Tous se lavèrent les mains rituellement, prononcèrent les bénédictions et entamèrent le repas. C’est alors que le père se leva et raconta : «Notre honorable invité surprise m’a demandé pourquoi la photo d’un Tsaddik, d’un Juste, se trouve dans le berceau de mon bébé. C’est pour moi une obligation des plus agréables que de vous raconter ce qui s’est passé.
«Cela fait dix-sept ans que je suis marié et jusqu’à présent, nous n’avions pas d’enfant. Nous avons consulté des médecins, des spécialistes en tous genre et même à l’étranger ; nous avons demandé les bénédictions de grands Sages et de grands rabbins mais sans résultat.
Un jour, j’entendis quelqu’un évoquer la sainteté de Rabbi Chimone Bar Yo’haï. Instinctivement, je ressentis que de lui viendrait ma délivrance. Je décidai donc d’acquérir sa photo et de la fixer sur le mur de la salle à manger : certainement ce portrait du Tsaddik apporterait la bénédiction dans notre foyer.
«Il n’existe pas de photo de Rabbi Chimone Bar Yo’haï !» s’exclama le commerçant dans le magasin d’objets de culte. «Cela ne peut d’ailleurs pas exister !» insista-t-il.
Mais j’étais tellement obsédé par cela que je m’entêtai : «Je veux une photo de Rabbi Chimone Bar Yo’haï !»
Lassé par ma demande, le commerçant ouvrit un tiroir et me proposa la photo d’un autre Tsaddik : «Prenez cette photo ! C’est aussi un grand Tsaddik, quelqu’un d’aussi important que Rabbi Chimone Bar Yo’haï !» J’ai regardé le visage souriant, rayonnant de bonté et d’enthousiasme... Sans hésiter, j’ai acheté la photo et, fou de joie, je suis rentré à la maison et je l’ai suspendue au mur.
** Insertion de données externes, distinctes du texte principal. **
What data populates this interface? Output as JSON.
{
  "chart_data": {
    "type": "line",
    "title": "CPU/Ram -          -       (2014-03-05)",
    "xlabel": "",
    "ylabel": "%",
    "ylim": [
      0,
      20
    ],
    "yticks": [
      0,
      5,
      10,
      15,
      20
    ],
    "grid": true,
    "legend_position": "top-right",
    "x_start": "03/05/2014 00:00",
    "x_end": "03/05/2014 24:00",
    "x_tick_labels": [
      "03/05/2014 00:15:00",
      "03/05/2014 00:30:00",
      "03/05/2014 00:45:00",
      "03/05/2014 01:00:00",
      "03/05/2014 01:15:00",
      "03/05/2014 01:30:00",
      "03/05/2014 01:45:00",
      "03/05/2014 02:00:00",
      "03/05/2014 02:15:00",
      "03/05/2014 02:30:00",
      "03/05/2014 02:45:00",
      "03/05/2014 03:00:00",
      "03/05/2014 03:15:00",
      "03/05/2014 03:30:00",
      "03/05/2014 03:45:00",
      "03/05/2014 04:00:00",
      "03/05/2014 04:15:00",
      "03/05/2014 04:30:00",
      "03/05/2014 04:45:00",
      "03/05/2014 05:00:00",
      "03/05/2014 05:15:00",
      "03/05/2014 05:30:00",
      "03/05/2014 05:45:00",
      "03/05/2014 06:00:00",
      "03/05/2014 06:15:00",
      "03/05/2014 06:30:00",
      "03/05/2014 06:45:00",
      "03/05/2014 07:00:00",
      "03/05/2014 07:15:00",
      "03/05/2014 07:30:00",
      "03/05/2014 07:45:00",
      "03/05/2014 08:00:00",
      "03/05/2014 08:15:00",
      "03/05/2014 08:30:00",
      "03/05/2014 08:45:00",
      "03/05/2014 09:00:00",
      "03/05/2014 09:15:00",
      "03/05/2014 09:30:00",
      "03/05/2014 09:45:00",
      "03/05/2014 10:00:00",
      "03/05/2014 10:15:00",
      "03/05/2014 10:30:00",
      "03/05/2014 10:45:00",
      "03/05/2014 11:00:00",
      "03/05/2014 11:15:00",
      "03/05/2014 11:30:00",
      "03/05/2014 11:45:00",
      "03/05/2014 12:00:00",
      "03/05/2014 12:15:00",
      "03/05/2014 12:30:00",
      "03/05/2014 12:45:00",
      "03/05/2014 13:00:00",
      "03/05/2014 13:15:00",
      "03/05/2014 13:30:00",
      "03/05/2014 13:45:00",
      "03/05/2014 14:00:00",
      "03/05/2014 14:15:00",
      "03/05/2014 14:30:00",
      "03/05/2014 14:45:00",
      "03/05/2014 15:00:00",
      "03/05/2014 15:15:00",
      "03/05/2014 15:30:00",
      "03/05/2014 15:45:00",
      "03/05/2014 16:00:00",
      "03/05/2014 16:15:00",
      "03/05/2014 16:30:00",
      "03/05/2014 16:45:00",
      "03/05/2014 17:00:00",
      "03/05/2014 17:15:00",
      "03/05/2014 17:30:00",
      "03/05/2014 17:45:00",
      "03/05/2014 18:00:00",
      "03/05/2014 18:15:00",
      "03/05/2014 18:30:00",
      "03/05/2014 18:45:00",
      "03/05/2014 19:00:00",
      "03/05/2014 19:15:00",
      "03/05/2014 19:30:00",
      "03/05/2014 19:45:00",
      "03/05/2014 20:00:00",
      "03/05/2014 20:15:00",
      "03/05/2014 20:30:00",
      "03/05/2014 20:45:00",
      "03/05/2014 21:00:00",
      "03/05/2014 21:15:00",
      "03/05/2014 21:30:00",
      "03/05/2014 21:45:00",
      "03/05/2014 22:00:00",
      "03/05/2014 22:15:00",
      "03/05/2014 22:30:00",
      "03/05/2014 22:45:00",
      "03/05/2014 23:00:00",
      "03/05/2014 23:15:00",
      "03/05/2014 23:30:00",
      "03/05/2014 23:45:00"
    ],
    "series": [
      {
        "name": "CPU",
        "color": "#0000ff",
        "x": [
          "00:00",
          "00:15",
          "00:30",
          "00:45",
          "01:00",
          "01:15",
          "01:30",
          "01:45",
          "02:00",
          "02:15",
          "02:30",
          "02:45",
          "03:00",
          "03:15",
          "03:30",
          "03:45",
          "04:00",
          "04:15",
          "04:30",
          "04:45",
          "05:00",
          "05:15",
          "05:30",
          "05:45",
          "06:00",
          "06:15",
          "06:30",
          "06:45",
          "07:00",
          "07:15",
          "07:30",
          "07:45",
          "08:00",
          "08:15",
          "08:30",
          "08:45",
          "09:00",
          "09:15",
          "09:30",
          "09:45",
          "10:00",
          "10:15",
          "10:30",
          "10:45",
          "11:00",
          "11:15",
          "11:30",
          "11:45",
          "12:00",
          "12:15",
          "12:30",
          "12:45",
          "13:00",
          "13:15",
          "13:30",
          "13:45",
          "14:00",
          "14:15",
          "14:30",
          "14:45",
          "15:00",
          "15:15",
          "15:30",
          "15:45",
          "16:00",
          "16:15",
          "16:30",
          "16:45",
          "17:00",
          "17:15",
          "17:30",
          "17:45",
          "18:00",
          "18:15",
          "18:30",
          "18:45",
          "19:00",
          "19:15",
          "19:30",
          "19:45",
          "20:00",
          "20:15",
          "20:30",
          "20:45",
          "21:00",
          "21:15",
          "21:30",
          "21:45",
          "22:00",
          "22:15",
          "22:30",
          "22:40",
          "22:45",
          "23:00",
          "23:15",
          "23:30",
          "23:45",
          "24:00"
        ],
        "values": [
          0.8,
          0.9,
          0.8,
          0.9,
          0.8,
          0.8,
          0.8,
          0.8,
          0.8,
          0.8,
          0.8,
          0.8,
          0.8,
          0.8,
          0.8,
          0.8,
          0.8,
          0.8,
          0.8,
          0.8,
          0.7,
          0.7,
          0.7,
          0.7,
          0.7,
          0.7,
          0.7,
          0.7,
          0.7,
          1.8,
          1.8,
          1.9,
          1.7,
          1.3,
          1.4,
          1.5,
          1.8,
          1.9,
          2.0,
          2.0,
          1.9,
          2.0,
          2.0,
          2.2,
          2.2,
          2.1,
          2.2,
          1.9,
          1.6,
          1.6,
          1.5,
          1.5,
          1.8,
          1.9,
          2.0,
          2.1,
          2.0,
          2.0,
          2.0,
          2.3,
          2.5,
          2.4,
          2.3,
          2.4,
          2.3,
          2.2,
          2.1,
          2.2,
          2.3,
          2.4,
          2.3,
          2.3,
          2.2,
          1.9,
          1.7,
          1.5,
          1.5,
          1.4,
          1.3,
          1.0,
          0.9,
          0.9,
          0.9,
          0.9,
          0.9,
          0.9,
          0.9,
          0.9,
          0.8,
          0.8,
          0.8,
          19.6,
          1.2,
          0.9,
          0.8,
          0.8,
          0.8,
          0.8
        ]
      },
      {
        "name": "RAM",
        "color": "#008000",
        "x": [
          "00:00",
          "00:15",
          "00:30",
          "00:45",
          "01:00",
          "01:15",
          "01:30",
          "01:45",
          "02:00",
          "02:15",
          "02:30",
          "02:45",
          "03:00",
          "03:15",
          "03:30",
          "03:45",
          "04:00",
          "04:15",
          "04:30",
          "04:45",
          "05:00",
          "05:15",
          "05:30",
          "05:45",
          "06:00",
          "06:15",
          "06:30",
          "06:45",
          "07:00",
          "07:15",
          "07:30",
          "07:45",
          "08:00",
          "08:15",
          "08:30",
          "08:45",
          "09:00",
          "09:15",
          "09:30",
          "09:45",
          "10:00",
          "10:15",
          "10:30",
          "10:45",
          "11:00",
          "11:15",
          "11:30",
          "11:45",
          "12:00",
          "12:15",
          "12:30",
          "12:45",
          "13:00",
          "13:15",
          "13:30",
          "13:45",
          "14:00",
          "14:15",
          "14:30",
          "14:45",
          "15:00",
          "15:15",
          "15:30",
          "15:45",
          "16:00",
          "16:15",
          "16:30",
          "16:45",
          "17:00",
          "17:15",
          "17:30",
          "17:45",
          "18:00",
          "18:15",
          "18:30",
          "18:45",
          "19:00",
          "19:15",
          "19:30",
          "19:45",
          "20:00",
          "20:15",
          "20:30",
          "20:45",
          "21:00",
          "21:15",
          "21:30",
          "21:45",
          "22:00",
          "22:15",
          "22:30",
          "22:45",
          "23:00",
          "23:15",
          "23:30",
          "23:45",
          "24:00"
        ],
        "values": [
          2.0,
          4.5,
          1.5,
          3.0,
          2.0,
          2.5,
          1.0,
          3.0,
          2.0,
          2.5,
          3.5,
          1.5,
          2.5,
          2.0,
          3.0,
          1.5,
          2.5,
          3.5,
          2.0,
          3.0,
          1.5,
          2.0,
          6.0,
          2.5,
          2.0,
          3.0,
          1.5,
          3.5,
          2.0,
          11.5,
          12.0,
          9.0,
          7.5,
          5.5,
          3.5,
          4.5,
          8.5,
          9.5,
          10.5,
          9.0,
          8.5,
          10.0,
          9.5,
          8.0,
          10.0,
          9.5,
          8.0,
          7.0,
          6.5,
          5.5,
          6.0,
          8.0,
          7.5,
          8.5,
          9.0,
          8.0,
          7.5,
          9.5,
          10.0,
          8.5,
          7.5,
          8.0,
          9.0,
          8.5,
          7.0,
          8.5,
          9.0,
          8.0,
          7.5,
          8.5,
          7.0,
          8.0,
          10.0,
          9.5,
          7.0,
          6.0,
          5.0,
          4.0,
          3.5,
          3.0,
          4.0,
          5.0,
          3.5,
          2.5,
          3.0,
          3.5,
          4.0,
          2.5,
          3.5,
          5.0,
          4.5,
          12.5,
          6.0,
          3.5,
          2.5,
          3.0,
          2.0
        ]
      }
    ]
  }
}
«Mes amis ! continua-t-il, la voix nouée par l’émotion. Il s’est passé exactement un an et voici ! Notre fils est né, notre premier-né ! Pour moi il n’y a aucun doute ! C’est à ce Tsaddik que nous devons la bénédiction. De fait, j’ignore de qui il s’agit, mais je suis sûr que c’est grâce à son intervention et à ses prières que nous fêtons aujourd’hui la Brit Mila de notre fils. Et c’est la raison pour laquelle j’ai placé sa photo dans le berceau : il l’a fait naître, il le protègera, il le fera réussir ! »
Le ‘Hassid qui s’était trouvé «par hasard» au bon moment au bon endroit n’était pas moins étonné.
Une fois de plus, il était témoin direct des miracles du Rabbi, des miracles qui se multipliaient dans tous les coins du monde et desquels certains n’étaient même pas publiés.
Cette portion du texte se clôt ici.